The world-class status of acquisitive Indian companies has been further underlined this week with battle breaking out in the pharmaceutical sector.
India's Cipla Ltd. and Torrent Pharmaceuticals are among a host of companies set to bid for Germany's Merck KGaA, a generic drug-making giant valued at around $7 billion.
If the deal for Merck's drug business goes to an Idian entity, it will be the biggest acquisition in the history of Indian pharmaceuticals, and more than three times the value of M&A deals in the sector in 2006.The pharmaceutical sector will build on its vast previous expansion – deals totalling $2.5 billion in 2006 compared with just $364 million the previous year.

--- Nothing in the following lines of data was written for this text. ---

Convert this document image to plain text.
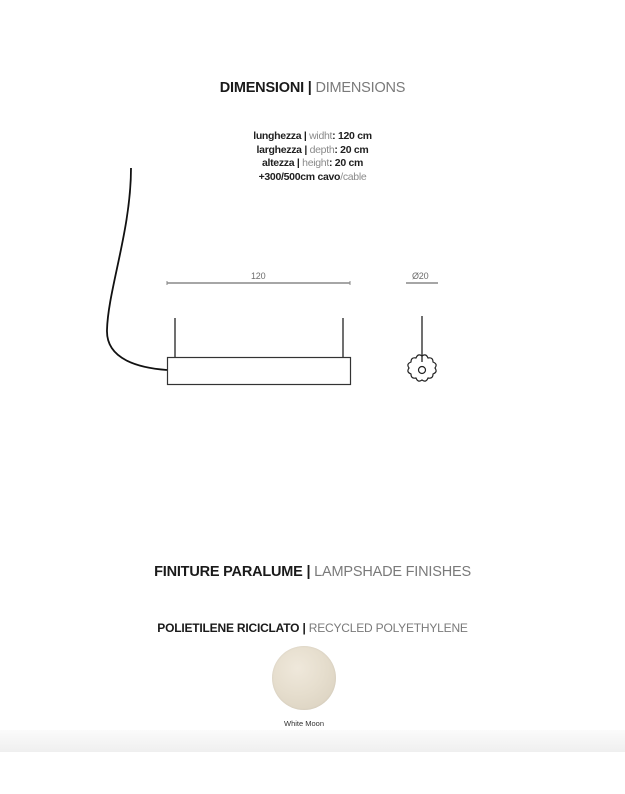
DIMENSIONI | DIMENSIONS
lunghezza | widht: 120 cm
larghezza | depth: 20 cm
altezza | height: 20 cm
+300/500cm cavo/cable
120	Ø20
FINITURE PARALUME | LAMPSHADE FINISHES
POLIETILENE RICICLATO | RECYCLED POLYETHYLENE
White Moon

But this week's developments will not only have an impact on India's budding pharmaceutical market, but on Indian business growth in general. The acquisition of Merck's generic drug business would propel the Indian company into the global league. This is another example of how Indian business opportunities have been nurtured through first-class skills and low-cost production. Domestic production costs in India are a staggering 50% less than in developed countries.
This deal is against the backdrop of the successful acquisition of Corus Group by Tata Steel; Hindalco Industries' acquisition of Novelis; and the ongoing bidding war for German wind turbine company REpower Systems between Suzlon Energy and French nuclear-reactor maker Areva.
As one of the last areas of uncharted territory for Indian M&A, a large-scale pharmaceutical acquisition seems to be the next logical step.